Bu alanda ne var: webbelgesel.madimak.org sitesinden sanal müze ve Madımak Kütüphanesi görüntüleri büyük bir birikimle hazırlanmış. Belgeleri saklanan bir katliama ilişkin bir belgesel ortaya koymak hiç de kolay olmamıştır.
Farklı il ve ülkelerden alevi örgütleri zaman aşımına uğra(tıl)mış bir davaya “lokma” bağışlarının sağladığı ekonomik kaynak ile yüzlerce insanın emeğiyle, fikriyle, duygusuyla, katkısıyla ve tanıklığıyla oluşturdukları bu çalışmayı “Aşk ile” ifadesini kullanarak bitirdikleri konuşmalarıyla sundular.
Madımak Katliamı Hafıza Merkezi:
“Unutmadık, unutturmayacağız” bilincini “sokaklarda örgütlü mücadeleye dönüşmedikçe toplumsal hafızanın diri bir parçası olamaz” inancıyla mücadeleye dönüştürmeyi amaç edinmiş.

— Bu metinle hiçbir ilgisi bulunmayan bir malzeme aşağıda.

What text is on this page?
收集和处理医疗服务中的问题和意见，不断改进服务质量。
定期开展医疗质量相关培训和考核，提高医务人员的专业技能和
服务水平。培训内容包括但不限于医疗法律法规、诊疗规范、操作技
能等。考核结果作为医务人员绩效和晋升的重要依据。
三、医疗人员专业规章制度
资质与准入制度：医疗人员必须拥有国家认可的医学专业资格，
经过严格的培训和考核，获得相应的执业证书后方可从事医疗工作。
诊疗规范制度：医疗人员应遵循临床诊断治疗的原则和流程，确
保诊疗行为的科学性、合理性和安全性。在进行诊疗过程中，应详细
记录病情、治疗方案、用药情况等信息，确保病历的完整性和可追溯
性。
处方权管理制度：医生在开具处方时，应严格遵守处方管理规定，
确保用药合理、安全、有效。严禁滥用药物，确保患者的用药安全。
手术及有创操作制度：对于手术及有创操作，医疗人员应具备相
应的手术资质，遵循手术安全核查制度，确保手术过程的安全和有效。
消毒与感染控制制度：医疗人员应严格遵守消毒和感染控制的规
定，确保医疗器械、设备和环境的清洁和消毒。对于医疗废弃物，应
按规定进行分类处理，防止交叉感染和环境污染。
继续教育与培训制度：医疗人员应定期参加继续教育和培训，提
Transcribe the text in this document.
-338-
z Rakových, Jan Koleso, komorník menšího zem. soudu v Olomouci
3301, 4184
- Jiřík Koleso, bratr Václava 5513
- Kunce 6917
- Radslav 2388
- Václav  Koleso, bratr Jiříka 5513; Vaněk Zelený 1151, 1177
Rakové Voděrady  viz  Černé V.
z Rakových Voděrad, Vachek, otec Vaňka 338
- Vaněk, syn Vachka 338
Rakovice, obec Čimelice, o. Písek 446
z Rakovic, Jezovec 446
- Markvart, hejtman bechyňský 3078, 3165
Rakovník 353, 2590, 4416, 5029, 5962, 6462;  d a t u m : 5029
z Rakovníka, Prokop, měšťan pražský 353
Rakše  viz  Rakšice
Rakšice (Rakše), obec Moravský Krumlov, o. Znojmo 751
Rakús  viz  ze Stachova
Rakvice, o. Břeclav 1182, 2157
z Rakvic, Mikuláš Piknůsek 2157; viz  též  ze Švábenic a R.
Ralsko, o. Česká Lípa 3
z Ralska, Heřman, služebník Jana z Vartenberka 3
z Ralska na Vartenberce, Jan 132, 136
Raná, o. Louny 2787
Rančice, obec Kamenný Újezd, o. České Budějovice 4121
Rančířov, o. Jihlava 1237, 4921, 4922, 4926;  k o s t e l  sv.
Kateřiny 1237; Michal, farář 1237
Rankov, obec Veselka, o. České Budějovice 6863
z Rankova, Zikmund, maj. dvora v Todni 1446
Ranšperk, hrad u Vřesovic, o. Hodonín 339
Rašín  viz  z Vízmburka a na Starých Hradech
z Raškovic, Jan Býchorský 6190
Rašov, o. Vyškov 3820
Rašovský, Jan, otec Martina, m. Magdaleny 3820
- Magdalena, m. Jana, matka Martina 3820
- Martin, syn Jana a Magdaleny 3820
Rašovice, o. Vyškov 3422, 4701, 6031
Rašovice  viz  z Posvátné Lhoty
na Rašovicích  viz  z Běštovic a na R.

UnutMADIMAKlımda diyerek, Madımak Otelinde yakılanları anmaktan, ölenlerin ailelerinin acısını paylaşmaktan öte hesap sormayı görev edinmiş.
Bu çalışma kendi deyimleriyle “Affedemeyecekler için” yapılmış.
Sivaslılara “yananlardan mısın, yakanlardan mı” denmesine karşı durmuş.
Olayı sözde “tahrik olmuş” vatandaşların Aziz Nesin’li bir Alevi Kültür Etkinliğine saldırısı kısıtlılığında değerlendirmediği gibi dönemin ekonomik, siyasal ve sosyal değerlendirmeleriyle üniversitelerde ders olarak okutulması gereken bir tarihi olay olarak ortaya koymuş.
Sadece faillerin cezalandırılmasını değil bu katliamın tarihsel koşullarını, dönemin ekonomi-politik özgünlükleriyle aydınlatmayı hedeflemiş. Selçuklulardan, Osmanlı’ya, 78 Maraş katliamından 12 Eylül’e, 2 Temmuz’a ve günümüze… Gelecekte de olabilecek olanlara bakmış.
Gezi Davası sürmekteyken mesela… AYM kararlarının yok sayıldığı pek çok dava sürerken… Kendi aralarındaki çıkar çatışmaları kan davalarına dönerken mesela… Mesela “etki ajanlığı” başlatılırken, “muhbir komşuluklar” ödüllendirilirken.
Mesela, biz bir araya gelsek. Siyasi parti, millet, mezhep, cins ayrımı yapmasak ve mesela değil gerçekten ve sıkıca ve vazgeçmeden ve de enternasyonal sınıf birliği deyip kol kola girsek… Misal falan değil gerçekte zafer bizim olur ki zaman aşımı aşılır olur.